The Bee Sting by Paul Murray
Synopsis
Irresistibly funny, wise and thought-provoking - a tragicomic tour de force about family, fortune, and the struggle to be a good person when the world is falling apart...
The Barnes family is in trouble. Dickie's once-lucrative car business is going under - but rather than face the music, he's spending his days in the woods, building an apocalypse-proof bunker with a renegade handyman. His wife Imelda is selling off her jewellery on eBay while their teenage daughter Cass, formerly top of her class, seems determined to binge-drink her way to her final exams. And twelve-year-old PJ is putting the final touches to his grand plan to run away from home.
Where did it all go wrong? A patch of ice on the tarmac, a casual favour to a charming stranger, a bee caught beneath a bridal veil - can a single moment of bad luck change the direction of a life? And if the story has already been written - is there still time to find a happy ending?
Reviews
'A tragicomic triumph.

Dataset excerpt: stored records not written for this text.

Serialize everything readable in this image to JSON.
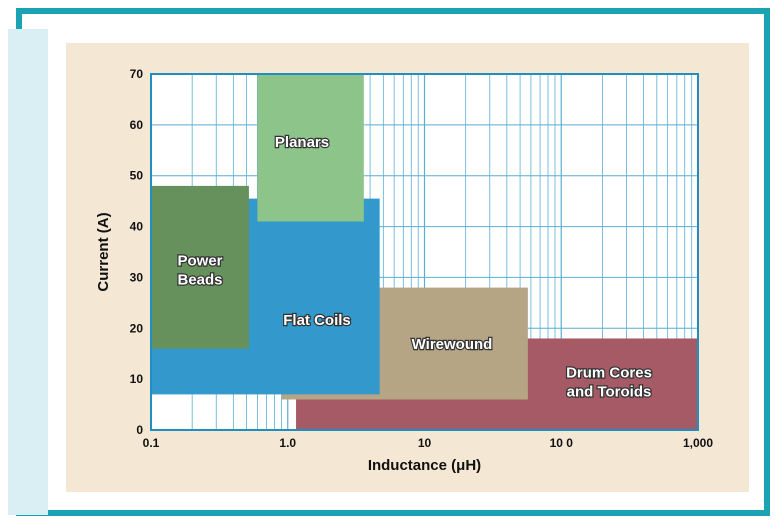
{
  "chart_data": {
    "type": "area",
    "xlabel": "Inductance (μH)",
    "ylabel": "Current (A)",
    "x_scale": "log",
    "xlim": [
      0.1,
      1000
    ],
    "ylim": [
      0,
      70
    ],
    "grid": true,
    "x_ticks": [
      {
        "value": 0.1,
        "label": "0.1"
      },
      {
        "value": 1,
        "label": "1.0"
      },
      {
        "value": 10,
        "label": "10"
      },
      {
        "value": 100,
        "label": "10 0"
      },
      {
        "value": 1000,
        "label": "1,000"
      }
    ],
    "y_ticks": [
      {
        "value": 0,
        "label": "0"
      },
      {
        "value": 10,
        "label": "10"
      },
      {
        "value": 20,
        "label": "20"
      },
      {
        "value": 30,
        "label": "30"
      },
      {
        "value": 40,
        "label": "40"
      },
      {
        "value": 50,
        "label": "50"
      },
      {
        "value": 60,
        "label": "60"
      },
      {
        "value": 70,
        "label": "70"
      }
    ],
    "regions": [
      {
        "id": "drum-cores",
        "label": [
          "Drum Cores",
          "and Toroids"
        ],
        "x_range": [
          1.15,
          1000
        ],
        "y_range": [
          0,
          18
        ],
        "color": "#a65a66"
      },
      {
        "id": "wirewound",
        "label": [
          "Wirewound"
        ],
        "x_range": [
          0.9,
          57
        ],
        "y_range": [
          6,
          28
        ],
        "color": "#b5a585"
      },
      {
        "id": "flat-coils",
        "label": [
          "Flat Coils"
        ],
        "x_range": [
          0.1,
          4.7
        ],
        "y_range": [
          7,
          45.5
        ],
        "color": "#3399cc"
      },
      {
        "id": "planars",
        "label": [
          "Planars"
        ],
        "x_range": [
          0.6,
          3.6
        ],
        "y_range": [
          41,
          70
        ],
        "color": "#8dc48a"
      },
      {
        "id": "power-beads",
        "label": [
          "Power",
          "Beads"
        ],
        "x_range": [
          0.1,
          0.52
        ],
        "y_range": [
          16,
          48
        ],
        "color": "#66905c"
      }
    ]
  }
}
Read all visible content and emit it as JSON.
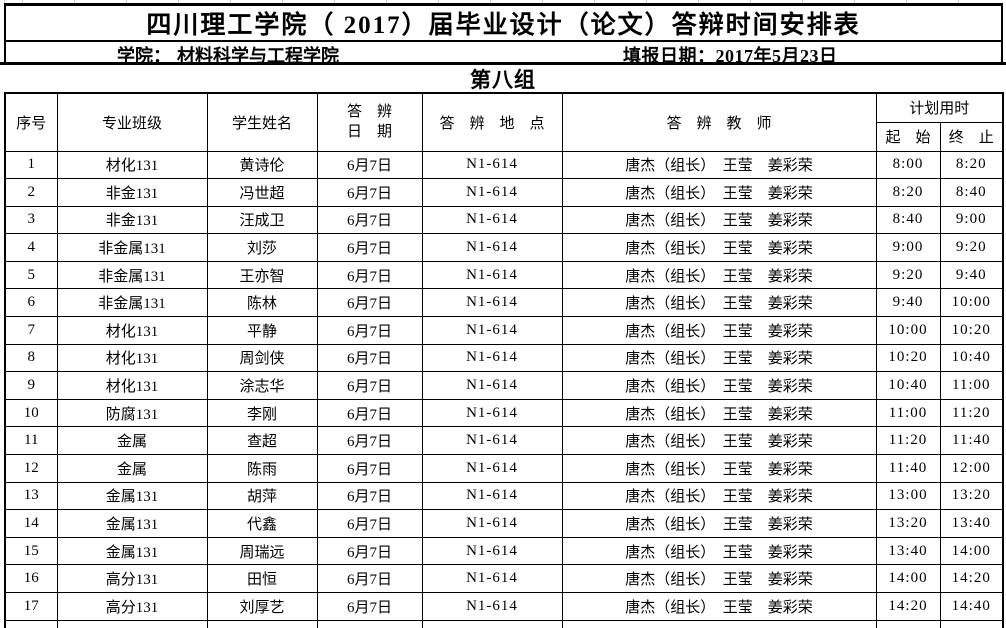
{
  "page": {
    "title": "四川理工学院（ 2017）届毕业设计（论文）答辩时间安排表",
    "info": {
      "college_label": "学院：",
      "college_value": "材料科学与工程学院",
      "date_label": "填报日期：",
      "date_value": "2017年5月23日"
    },
    "group_title": "第八组"
  },
  "table": {
    "headers": {
      "index": "序号",
      "major_class": "专业班级",
      "student_name": "学生姓名",
      "date_line1": "答　辨",
      "date_line2": "日　期",
      "location": "答　辨　地　点",
      "teachers": "答　辨　教　师",
      "planned_time": "计划用时",
      "start": "起　始",
      "end": "终　止"
    },
    "column_keys": [
      "index",
      "major_class",
      "student_name",
      "date",
      "location",
      "teachers",
      "start",
      "end"
    ],
    "rows": [
      {
        "index": "1",
        "major_class": "材化131",
        "student_name": "黄诗伦",
        "date": "6月7日",
        "location": "N1-614",
        "teachers": "唐杰（组长）　王莹　姜彩荣",
        "start": "8:00",
        "end": "8:20"
      },
      {
        "index": "2",
        "major_class": "非金131",
        "student_name": "冯世超",
        "date": "6月7日",
        "location": "N1-614",
        "teachers": "唐杰（组长）　王莹　姜彩荣",
        "start": "8:20",
        "end": "8:40"
      },
      {
        "index": "3",
        "major_class": "非金131",
        "student_name": "汪成卫",
        "date": "6月7日",
        "location": "N1-614",
        "teachers": "唐杰（组长）　王莹　姜彩荣",
        "start": "8:40",
        "end": "9:00"
      },
      {
        "index": "4",
        "major_class": "非金属131",
        "student_name": "刘莎",
        "date": "6月7日",
        "location": "N1-614",
        "teachers": "唐杰（组长）　王莹　姜彩荣",
        "start": "9:00",
        "end": "9:20"
      },
      {
        "index": "5",
        "major_class": "非金属131",
        "student_name": "王亦智",
        "date": "6月7日",
        "location": "N1-614",
        "teachers": "唐杰（组长）　王莹　姜彩荣",
        "start": "9:20",
        "end": "9:40"
      },
      {
        "index": "6",
        "major_class": "非金属131",
        "student_name": "陈林",
        "date": "6月7日",
        "location": "N1-614",
        "teachers": "唐杰（组长）　王莹　姜彩荣",
        "start": "9:40",
        "end": "10:00"
      },
      {
        "index": "7",
        "major_class": "材化131",
        "student_name": "平静",
        "date": "6月7日",
        "location": "N1-614",
        "teachers": "唐杰（组长）　王莹　姜彩荣",
        "start": "10:00",
        "end": "10:20"
      },
      {
        "index": "8",
        "major_class": "材化131",
        "student_name": "周剑侠",
        "date": "6月7日",
        "location": "N1-614",
        "teachers": "唐杰（组长）　王莹　姜彩荣",
        "start": "10:20",
        "end": "10:40"
      },
      {
        "index": "9",
        "major_class": "材化131",
        "student_name": "涂志华",
        "date": "6月7日",
        "location": "N1-614",
        "teachers": "唐杰（组长）　王莹　姜彩荣",
        "start": "10:40",
        "end": "11:00"
      },
      {
        "index": "10",
        "major_class": "防腐131",
        "student_name": "李刚",
        "date": "6月7日",
        "location": "N1-614",
        "teachers": "唐杰（组长）　王莹　姜彩荣",
        "start": "11:00",
        "end": "11:20"
      },
      {
        "index": "11",
        "major_class": "金属",
        "student_name": "查超",
        "date": "6月7日",
        "location": "N1-614",
        "teachers": "唐杰（组长）　王莹　姜彩荣",
        "start": "11:20",
        "end": "11:40"
      },
      {
        "index": "12",
        "major_class": "金属",
        "student_name": "陈雨",
        "date": "6月7日",
        "location": "N1-614",
        "teachers": "唐杰（组长）　王莹　姜彩荣",
        "start": "11:40",
        "end": "12:00"
      },
      {
        "index": "13",
        "major_class": "金属131",
        "student_name": "胡萍",
        "date": "6月7日",
        "location": "N1-614",
        "teachers": "唐杰（组长）　王莹　姜彩荣",
        "start": "13:00",
        "end": "13:20"
      },
      {
        "index": "14",
        "major_class": "金属131",
        "student_name": "代鑫",
        "date": "6月7日",
        "location": "N1-614",
        "teachers": "唐杰（组长）　王莹　姜彩荣",
        "start": "13:20",
        "end": "13:40"
      },
      {
        "index": "15",
        "major_class": "金属131",
        "student_name": "周瑞远",
        "date": "6月7日",
        "location": "N1-614",
        "teachers": "唐杰（组长）　王莹　姜彩荣",
        "start": "13:40",
        "end": "14:00"
      },
      {
        "index": "16",
        "major_class": "高分131",
        "student_name": "田恒",
        "date": "6月7日",
        "location": "N1-614",
        "teachers": "唐杰（组长）　王莹　姜彩荣",
        "start": "14:00",
        "end": "14:20"
      },
      {
        "index": "17",
        "major_class": "高分131",
        "student_name": "刘厚艺",
        "date": "6月7日",
        "location": "N1-614",
        "teachers": "唐杰（组长）　王莹　姜彩荣",
        "start": "14:20",
        "end": "14:40"
      },
      {
        "index": "",
        "major_class": "",
        "student_name": "",
        "date": "",
        "location": "",
        "teachers": "",
        "start": "",
        "end": ""
      }
    ]
  }
}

You won't read a sadder, truer, funnier novel this year' Guardian
'It's a thing of beauty, a novel that will fill your heart' Observer
'Hugely entertaining, vivid, ambitious and expansive . . . Murray is a natural storyteller' Irish Times
'An expansive and blackly funny tale' Tanya Sweeney, Irish Independent
About the Author
Paul Murray was born in 1975. He studied English literature at Trinity College in Dublin and creative writing at the University of East Anglia. His first novel, An Evening of Long Goodbyes, was short-listed for the Whitbread Prize in 2003 and was nominated for the Kerry Irish Fiction Award. Skippy Dies, his second novel, was long-listed for the Booker prize and was a finalist for the National Book Critics Circle Award.